- IATA: RCU; ICAO: SAOC;

Summary
- Airport type: Military/Public
- Operator: Aeropuertos Argentina 2000
- Serves: Río Cuarto, Argentina
- Location: Las Higueras
- Elevation AMSL: 1,381 ft (421 m)
- Coordinates: 33°05′10″S 64°15′41″W﻿ / ﻿33.08611°S 64.26139°W

Map
- RCU Location of the airport in Argentina

Runways
| Direction | Length |  | Surface |
| m | ft |
| 05/23 | 2,265 | 7,431 | Asphalt |
| 18/36 | 2,075 | 6,808 | Asphalt |
- Sources: WAD Google Maps SkyVector

= Las Higueras Airport =

Airport in Argentina

Las Higueras Airport is an airport serving Río Cuarto, a city in the Córdoba Province of Argentina. The airport is 7 km northeast of Río Cuarto, near the suburb of Las Higueras.
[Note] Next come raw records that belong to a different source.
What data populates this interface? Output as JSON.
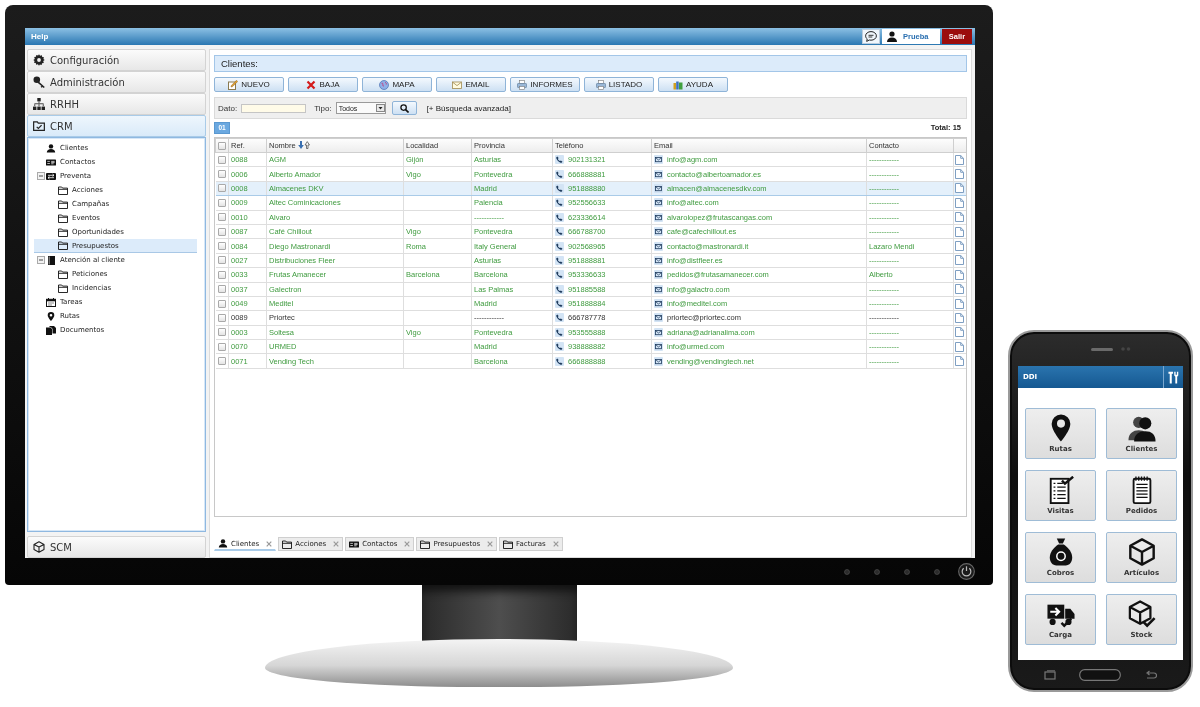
{
  "top_bar": {
    "title": "Help",
    "user": "Prueba",
    "logout": "Salir"
  },
  "sidebar": {
    "sections": [
      {
        "label": "Configuración",
        "expanded": false
      },
      {
        "label": "Administración",
        "expanded": false
      },
      {
        "label": "RRHH",
        "expanded": false
      },
      {
        "label": "CRM",
        "expanded": true,
        "tree": [
          {
            "label": "Clientes",
            "selected": false
          },
          {
            "label": "Contactos",
            "selected": false
          },
          {
            "label": "Preventa",
            "selected": false,
            "expanded": true,
            "children": [
              {
                "label": "Acciones",
                "selected": false
              },
              {
                "label": "Campañas",
                "selected": false
              },
              {
                "label": "Eventos",
                "selected": false
              },
              {
                "label": "Oportunidades",
                "selected": false
              },
              {
                "label": "Presupuestos",
                "selected": true
              }
            ]
          },
          {
            "label": "Atención al cliente",
            "selected": false,
            "expanded": true,
            "children": [
              {
                "label": "Peticiones",
                "selected": false
              },
              {
                "label": "Incidencias",
                "selected": false
              }
            ]
          },
          {
            "label": "Tareas",
            "selected": false
          },
          {
            "label": "Rutas",
            "selected": false
          },
          {
            "label": "Documentos",
            "selected": false
          }
        ]
      },
      {
        "label": "SCM",
        "expanded": false
      }
    ]
  },
  "main": {
    "title": "Clientes:",
    "toolbar": [
      "NUEVO",
      "BAJA",
      "MAPA",
      "EMAIL",
      "INFORMES",
      "LISTADO",
      "AYUDA"
    ],
    "filter": {
      "dato_label": "Dato:",
      "tipo_label": "Tipo:",
      "tipo_value": "Todos",
      "advanced_search": "[+ Búsqueda avanzada]"
    },
    "pager": {
      "pages": [
        {
          "label": "01",
          "selected": true
        }
      ],
      "total": "Total: 15"
    },
    "table": {
      "all_checked": false,
      "columns": [
        {
          "label": "Ref.",
          "sorted": false
        },
        {
          "label": "Nombre",
          "sorted": true
        },
        {
          "label": "Localidad",
          "sorted": false
        },
        {
          "label": "Provincia",
          "sorted": false
        },
        {
          "label": "Teléfono",
          "sorted": false
        },
        {
          "label": "Email",
          "sorted": false
        },
        {
          "label": "Contacto",
          "sorted": false
        }
      ],
      "rows": [
        {
          "checked": false,
          "selected": false,
          "active": true,
          "ref": "0088",
          "nombre": "AGM",
          "localidad": "Gijón",
          "provincia": "Asturias",
          "telefono": "902131321",
          "email": "info@agm.com",
          "contacto": "------------"
        },
        {
          "checked": false,
          "selected": false,
          "active": true,
          "ref": "0006",
          "nombre": "Alberto Amador",
          "localidad": "Vigo",
          "provincia": "Pontevedra",
          "telefono": "666888881",
          "email": "contacto@albertoamador.es",
          "contacto": "------------"
        },
        {
          "checked": false,
          "selected": true,
          "active": true,
          "ref": "0008",
          "nombre": "Almacenes DKV",
          "provincia": "Madrid",
          "telefono": "951888880",
          "email": "almacen@almacenesdkv.com",
          "contacto": "------------"
        },
        {
          "checked": false,
          "selected": false,
          "active": true,
          "ref": "0009",
          "nombre": "Altec Cominicaciones",
          "provincia": "Palencia",
          "telefono": "952556633",
          "email": "info@altec.com",
          "contacto": "------------"
        },
        {
          "checked": false,
          "selected": false,
          "active": true,
          "ref": "0010",
          "nombre": "Alvaro",
          "provincia": "------------",
          "telefono": "623336614",
          "email": "alvarolopez@frutascangas.com",
          "contacto": "------------"
        },
        {
          "checked": false,
          "selected": false,
          "active": true,
          "ref": "0087",
          "nombre": "Café Chillout",
          "localidad": "Vigo",
          "provincia": "Pontevedra",
          "telefono": "666788700",
          "email": "cafe@cafechillout.es",
          "contacto": "------------"
        },
        {
          "checked": false,
          "selected": false,
          "active": true,
          "ref": "0084",
          "nombre": "Diego Mastronardi",
          "localidad": "Roma",
          "provincia": "Italy General",
          "telefono": "902568965",
          "email": "contacto@mastronardi.it",
          "contacto": "Lazaro Mendi"
        },
        {
          "checked": false,
          "selected": false,
          "active": true,
          "ref": "0027",
          "nombre": "Distribuciones Fleer",
          "provincia": "Asturias",
          "telefono": "951888881",
          "email": "info@distfleer.es",
          "contacto": "------------"
        },
        {
          "checked": false,
          "selected": false,
          "active": true,
          "ref": "0033",
          "nombre": "Frutas Amanecer",
          "localidad": "Barcelona",
          "provincia": "Barcelona",
          "telefono": "953336633",
          "email": "pedidos@frutasamanecer.com",
          "contacto": "Alberto"
        },
        {
          "checked": false,
          "selected": false,
          "active": true,
          "ref": "0037",
          "nombre": "Galectron",
          "provincia": "Las Palmas",
          "telefono": "951885588",
          "email": "info@galactro.com",
          "contacto": "------------"
        },
        {
          "checked": false,
          "selected": false,
          "active": true,
          "ref": "0049",
          "nombre": "Meditel",
          "provincia": "Madrid",
          "telefono": "951888884",
          "email": "info@meditel.com",
          "contacto": "------------"
        },
        {
          "checked": false,
          "selected": false,
          "active": false,
          "ref": "0089",
          "nombre": "Priortec",
          "provincia": "------------",
          "telefono": "666787778",
          "email": "priortec@priortec.com",
          "contacto": "------------"
        },
        {
          "checked": false,
          "selected": false,
          "active": true,
          "ref": "0003",
          "nombre": "Soltesa",
          "localidad": "Vigo",
          "provincia": "Pontevedra",
          "telefono": "953555888",
          "email": "adriana@adrianalima.com",
          "contacto": "------------"
        },
        {
          "checked": false,
          "selected": false,
          "active": true,
          "ref": "0070",
          "nombre": "URMED",
          "provincia": "Madrid",
          "telefono": "938888882",
          "email": "info@urmed.com",
          "contacto": "------------"
        },
        {
          "checked": false,
          "selected": false,
          "active": true,
          "ref": "0071",
          "nombre": "Vending Tech",
          "provincia": "Barcelona",
          "telefono": "666888888",
          "email": "vending@vendingtech.net",
          "contacto": "------------"
        }
      ]
    }
  },
  "bottom_tabs": [
    {
      "label": "Clientes",
      "selected": true
    },
    {
      "label": "Acciones",
      "selected": false
    },
    {
      "label": "Contactos",
      "selected": false
    },
    {
      "label": "Presupuestos",
      "selected": false
    },
    {
      "label": "Facturas",
      "selected": false
    }
  ],
  "phone": {
    "title": "DDI",
    "tiles": [
      "Rutas",
      "Clientes",
      "Visitas",
      "Pedidos",
      "Cobros",
      "Artículos",
      "Carga",
      "Stock"
    ]
  }
}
Runway lengths do not include blast pads of 250 m on Runway 05 and 125 m on Runway 23.

The Rio Cuarto VOR (Ident: TRC) and non-directional beacon (Ident: R) are located on the field.

==Airlines and destinations==

| Airlines | Destinations |
|---|---|
| Aerolíneas Argentinas | Buenos Aires–Aeroparque |

==Accidents and incidents==
- 17 July 1958: An Argentine Air Force Douglas C-47A, tail number T-22, crashed upon takeoff following an engine failure.
- 5 May 1969: An ANAC Douglas R4D-1, registration LQ-IPC, crashed on landing at the airport, killing all 11 occupants aboard.